Eating more broccoli might be just what you need to combat brain aging.
A new study recently published in the journal Frontiers in Immunology found that fiber-rich foods, such as broccoli, nuts and beans, could trigger the making of a short-chain fatty acid that has anti-inflammatory qualities. This activation could help postpone brain aging.
A previous study showed that a drug form of butyrate [byoo-tuh-reyt], a short-chain fatty acid produced when fiber is agitated, can improve memory and reduce inflammation in mice. The University of Illinois researchers wondered if increasing fiber intake could produce the same results.
To find out, the team fed young and aging mice high- and low-fiber diets. They measured the levels of butyrate in the blood and levels of pro-inflammatory substances in the intestines of the mice. Results from the study showed high-fiber diets raised butyrate in the blood of mice in both age groups.
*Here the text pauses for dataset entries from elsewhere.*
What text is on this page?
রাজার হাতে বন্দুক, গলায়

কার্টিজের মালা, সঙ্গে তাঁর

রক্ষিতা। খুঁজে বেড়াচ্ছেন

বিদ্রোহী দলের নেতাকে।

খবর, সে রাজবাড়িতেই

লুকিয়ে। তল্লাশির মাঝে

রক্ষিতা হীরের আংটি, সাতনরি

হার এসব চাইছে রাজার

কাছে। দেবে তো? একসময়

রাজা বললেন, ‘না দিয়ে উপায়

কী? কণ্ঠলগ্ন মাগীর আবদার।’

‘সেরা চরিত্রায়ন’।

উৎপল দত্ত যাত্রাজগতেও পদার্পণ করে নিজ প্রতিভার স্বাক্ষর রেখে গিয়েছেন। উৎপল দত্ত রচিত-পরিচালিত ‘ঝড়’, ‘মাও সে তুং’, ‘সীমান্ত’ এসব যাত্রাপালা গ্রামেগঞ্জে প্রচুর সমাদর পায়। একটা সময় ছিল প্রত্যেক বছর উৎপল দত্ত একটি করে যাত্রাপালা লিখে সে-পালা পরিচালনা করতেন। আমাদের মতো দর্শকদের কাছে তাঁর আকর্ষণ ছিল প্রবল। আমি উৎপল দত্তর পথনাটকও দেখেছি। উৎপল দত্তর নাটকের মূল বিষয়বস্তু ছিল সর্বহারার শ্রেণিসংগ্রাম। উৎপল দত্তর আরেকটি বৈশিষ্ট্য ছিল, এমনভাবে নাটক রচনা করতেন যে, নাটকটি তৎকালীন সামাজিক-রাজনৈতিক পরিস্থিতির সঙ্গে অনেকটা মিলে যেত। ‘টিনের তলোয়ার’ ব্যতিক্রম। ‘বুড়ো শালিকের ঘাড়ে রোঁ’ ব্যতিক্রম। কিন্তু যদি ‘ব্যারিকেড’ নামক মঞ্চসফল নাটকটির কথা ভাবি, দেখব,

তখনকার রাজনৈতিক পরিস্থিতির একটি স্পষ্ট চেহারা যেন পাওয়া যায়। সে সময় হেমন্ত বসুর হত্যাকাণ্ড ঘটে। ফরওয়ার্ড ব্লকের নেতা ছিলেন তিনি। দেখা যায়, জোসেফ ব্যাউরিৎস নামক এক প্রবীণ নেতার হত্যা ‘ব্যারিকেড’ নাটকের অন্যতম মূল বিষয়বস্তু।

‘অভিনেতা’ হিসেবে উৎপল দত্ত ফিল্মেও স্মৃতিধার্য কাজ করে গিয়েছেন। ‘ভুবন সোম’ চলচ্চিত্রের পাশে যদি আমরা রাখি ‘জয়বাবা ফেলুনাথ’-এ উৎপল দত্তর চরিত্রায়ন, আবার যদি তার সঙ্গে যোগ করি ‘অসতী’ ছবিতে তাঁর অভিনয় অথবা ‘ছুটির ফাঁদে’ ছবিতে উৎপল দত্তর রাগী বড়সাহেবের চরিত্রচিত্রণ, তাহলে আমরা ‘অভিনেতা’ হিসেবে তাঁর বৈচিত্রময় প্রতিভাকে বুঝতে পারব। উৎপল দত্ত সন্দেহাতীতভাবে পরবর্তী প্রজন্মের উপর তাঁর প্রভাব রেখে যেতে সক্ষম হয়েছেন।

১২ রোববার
Aging mice consuming high-fiber diets saw such a large decrease in intestinal inflammation that their intestines looked the same as the younger mice.
If high-fiber diets had this kind of effect on the gut, what could it do for inflammation in the brain? Inflammation of the brain’s microglia, a type of brain immune cell, was found to have decreased on a high-fiber diet. The researchers think that this might be thanks to lower production of a pro-inflammatory chemical that is linked with Alzheimer’s disease.
What you eat matters in all aspects of your overall health. If you’re worried about keeping your brain young, consider adding more fiber into your diet.